CORPO PORTÁTIL – No livro Corpo portátil (Escrituras, 2002), do poeta e professor Fernando Fabio Fiorese Furtado, destaco inicialmente o poema Pin-up sobre fundo vermelho: Para abolir o álibi, / as pernas refluem da sombra / ao olhar: corpo rendido / por um deus inútil. / Sur le mur mentira cette affiche: / nem descuido, nem artificio, / apenas um mito imóvel. / Nenhum pormenor esconde, / nada entre o olho e o horizonte / senão a demasia das unhas. Também O autor quando jovem: Embora a mímica aborreça / e mintam as testemunhas / e o que inquieta o objeto / o outro mal começava / nas dobras do processo. / Como um assassino suave / ainda ostenta o que vai morrer. / Se o braço esquerdo descuida, / escreve sobre o corpo / a cifra de toda ficção. Por fim, o poema O corpo e as cidades: De quantas cidades estive / (e não digo as que de passagem, / guardei apenas uma rubrica / e o rumor do jornal dormido, / nem aquelas em livro escritas / ou contrabando dos amigos, / em cartões postais e souvenirs) / pouca vestiram este corpo / camisa feita de encomenda, / sem rugas, penses, rebordos. Veja mais aqui, aqui e aqui.

A COMÉDIA - Na obra Teatro Vivo (Civita, 1976), organizada por Sábato Magaldi, encontro que: Originada da parte mais alegre do ditirambo – o cântico improvisado das primitivas procissões dionisíacas – a comédia encerrava os festivais atenienses mostrando aos espectadores que o teatro é uma grande brincadeira. Os gregos associavam a comédia a personagens ridículas representadas como pessoas absurdas e ofensivas. Apresentada como uma forma burlesca da tragédia que a precedera, a comedia nem por isso deixava de dirigir criticas mordazes às instituições e às pessoas notáveis. Os próprios deuses eram objeto da sua contundente jocosidade.
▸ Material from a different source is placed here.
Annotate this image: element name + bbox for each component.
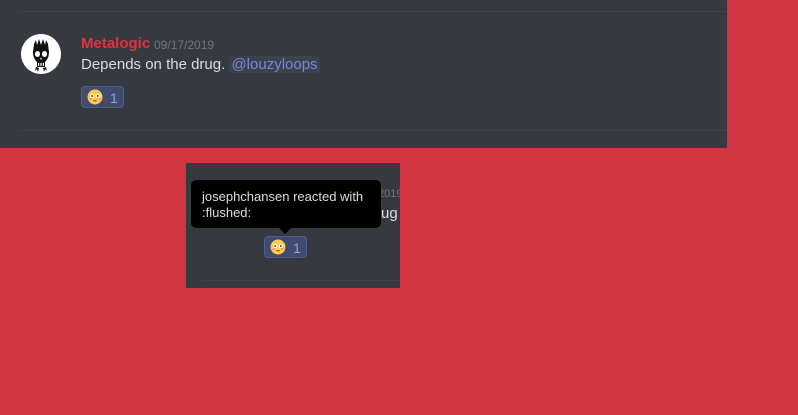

Quando entraram em contato com os gregos, os romanos ficaram particularmente encantados com as divertidas possibilidades que os comediógrafos ofereciam para distrair patrícios e plebeus. Mas antes de adotar o gênero, tiveram o cuidado de apagar dele qualquer traço político ou religioso, encampando o que as comedias tinham de mais secular e lúdico. Assim, às contundentes ironias políticas de Aristófanes, preferiram seguir o exemplo das sátiras de Menandro (342-291aC), mais elegante e com marcada preferencia por temas individuais – problemas familiares e amorosos, aventuras de tristes crianças abandonadas e reencontros românticos. Veja mais aqui e aqui.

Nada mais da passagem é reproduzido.